Frequently Asked Questions

What is MEDDPICC?

MEDDPICC is a B2B sales qualification framework that breaks every deal into eight checks: Metrics, Economic Buyer, Decision Criteria, Decision Process, Paper Process, Identify Pain, Champion, and Competition. It gives reps and managers a repeatable, evidence-based way to judge whether a deal is real, winnable, and worth forecasting — and it works best on complex deals above roughly $100K with multiple stakeholders and 3+ month sales cycles.

What does each letter in MEDDPICC stand for?

M is Metrics (the quantified value of your solution), E is Economic Buyer (who controls the budget), the first D is Decision Criteria (what the buyer requires), the second D is Decision Process (the steps they take to decide), P is Paper Process (legal, security and procurement), I is Identify Pain (the problem and its cost), the first C is Champion (an internal advocate with influence), and the second C is Competition (rivals, alternatives, and the status quo).

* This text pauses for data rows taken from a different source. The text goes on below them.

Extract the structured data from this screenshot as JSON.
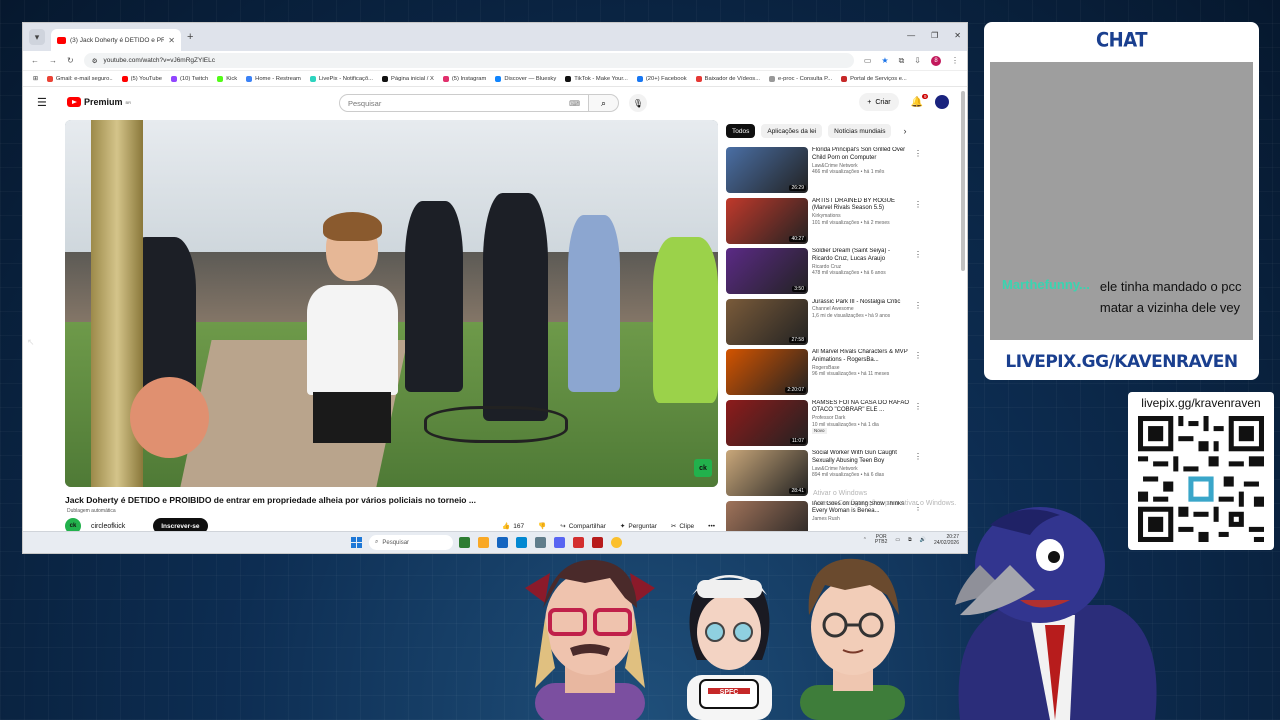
{
  "browser": {
    "tab_title": "(3) Jack Doherty é DETIDO e PR...",
    "url": "youtube.com/watch?v=vJ6mRgZYlELc",
    "bookmarks": [
      {
        "label": "Gmail: e-mail seguro..",
        "color": "#ea4335"
      },
      {
        "label": "(5) YouTube",
        "color": "#ff0000"
      },
      {
        "label": "(10) Twitch",
        "color": "#9146ff"
      },
      {
        "label": "Kick",
        "color": "#53fc18"
      },
      {
        "label": "Home - Restream",
        "color": "#3b82f6"
      },
      {
        "label": "LivePix - Notificaçõ...",
        "color": "#2dd4bf"
      },
      {
        "label": "Página inicial / X",
        "color": "#111111"
      },
      {
        "label": "(5) Instagram",
        "color": "#e1306c"
      },
      {
        "label": "Discover — Bluesky",
        "color": "#1185fe"
      },
      {
        "label": "TikTok - Make Your...",
        "color": "#111111"
      },
      {
        "label": "(20+) Facebook",
        "color": "#1877f2"
      },
      {
        "label": "Baixador de Vídeos...",
        "color": "#e53935"
      },
      {
        "label": "e-proc - Consulta P...",
        "color": "#999999"
      },
      {
        "label": "Portal de Serviços e...",
        "color": "#c62828"
      }
    ]
  },
  "youtube": {
    "logo": "Premium",
    "logo_sup": "BR",
    "search_placeholder": "Pesquisar",
    "create_label": "Criar",
    "notif_count": "9",
    "video_title": "Jack Doherty é DETIDO e PROIBIDO de entrar em propriedade alheia por vários policiais no torneio ...",
    "dub_label": "Dublagem automática",
    "channel_initials": "ck",
    "channel_name": "circleofkick",
    "subscribe_label": "Inscrever-se",
    "likes": "167",
    "share_label": "Compartilhar",
    "ask_label": "Perguntar",
    "clip_label": "Clipe",
    "video_badge": "ck",
    "chips": [
      "Todos",
      "Aplicações da lei",
      "Notícias mundiais"
    ],
    "recommendations": [
      {
        "title": "Florida Principal's Son Grilled Over Child Porn on Computer",
        "channel": "Law&Crime Network",
        "stats": "466 mil visualizações • há 1 mês",
        "duration": "26:29",
        "color": "#4a6fa5",
        "badge": ""
      },
      {
        "title": "ARTIST DRAINED BY ROGUE (Marvel Rivals Season 5.5)",
        "channel": "Kirkymations",
        "stats": "101 mil visualizações • há 2 meses",
        "duration": "40:27",
        "color": "#c0392b",
        "badge": ""
      },
      {
        "title": "Soldier Dream (Saint Seiya) - Ricardo Cruz, Lucas Araujo",
        "channel": "Ricardo Cruz",
        "stats": "478 mil visualizações • há 6 anos",
        "duration": "3:50",
        "color": "#5b2a86",
        "badge": ""
      },
      {
        "title": "Jurassic Park III - Nostalgia Critic",
        "channel": "Channel Awesome",
        "stats": "1,6 mi de visualizações • há 9 anos",
        "duration": "27:58",
        "color": "#7a5b3a",
        "badge": ""
      },
      {
        "title": "All Marvel Rivals Characters & MVP Animations - RogersBa...",
        "channel": "RogersBase",
        "stats": "96 mil visualizações • há 11 meses",
        "duration": "2:20:07",
        "color": "#d35400",
        "badge": ""
      },
      {
        "title": "RAMSES FOI NA CASA DO RAFAO OTACO \"COBRAR\" ELE ...",
        "channel": "Professor Dark",
        "stats": "10 mil visualizações • há 1 dia",
        "duration": "11:07",
        "color": "#8e1b1b",
        "badge": "Novo"
      },
      {
        "title": "Social Worker With Gun Caught Sexually Abusing Teen Boy",
        "channel": "Law&Crime Network",
        "stats": "894 mil visualizações • há 6 dias",
        "duration": "28:41",
        "color": "#c9a77a",
        "badge": ""
      },
      {
        "title": "Incel Goes on Dating Show Thinks Every Woman is Benea...",
        "channel": "James Rush",
        "stats": "",
        "duration": "",
        "color": "#a0735a",
        "badge": ""
      }
    ],
    "watermark_line1": "Ativar o Windows",
    "watermark_line2": "Acesse Configurações para ativar o Windows."
  },
  "taskbar": {
    "search_placeholder": "Pesquisar",
    "lang1": "POR",
    "lang2": "PTB2",
    "time": "20:27",
    "date": "24/02/2026"
  },
  "chat": {
    "title": "CHAT",
    "user": "Marthefunny...",
    "message": "ele tinha mandado o pcc matar a vizinha dele vey",
    "footer": "LIVEPIX.GG/KAVENRAVEN"
  },
  "qr": {
    "url": "livepix.gg/kravenraven"
  },
  "colors": {
    "brand_blue": "#1a3f8f",
    "youtube_red": "#ff0000",
    "chat_user": "#3ad4b0"
  }
}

What is the difference between MEDDIC and MEDDPICC?

MEDDIC has six elements and ends at Champion. MEDDPICC adds two checks that catch late-stage deal risk: Paper Process (the procurement, legal and security steps that stall otherwise-won deals) and Competition. MEDDICC adds only Competition. The difference is scope, not philosophy — use full MEDDPICC when deals involve formal procurement, security review, or competitive bake-offs.

How do you score a MEDDPICC deal?

Score each of the eight elements against evidence, not opinion. A common scale is a traffic light: 1 (red, no information), 2 (yellow, partial or unverified), 3 (green, confirmed in the buyer's own words). Many teams require a minimum overall score — often 70%+ — before a deal enters the commit forecast, and re-score every deal review because deals decay over time.

Why do sales teams fail at MEDDPICC?

The framework is easy to learn but usually fails in practice because reps fill the scorecard from optimism instead of evidence, treat it as a one-time training event rather than an ongoing operating rhythm, and mark fields green without confirming the Economic Buyer. A scorecard built on what the buyer actually said is far more reliable than one built on rep confidence — which is why pulling MEDDPICC signals straight from the call transcript makes the framework far easier to keep honest.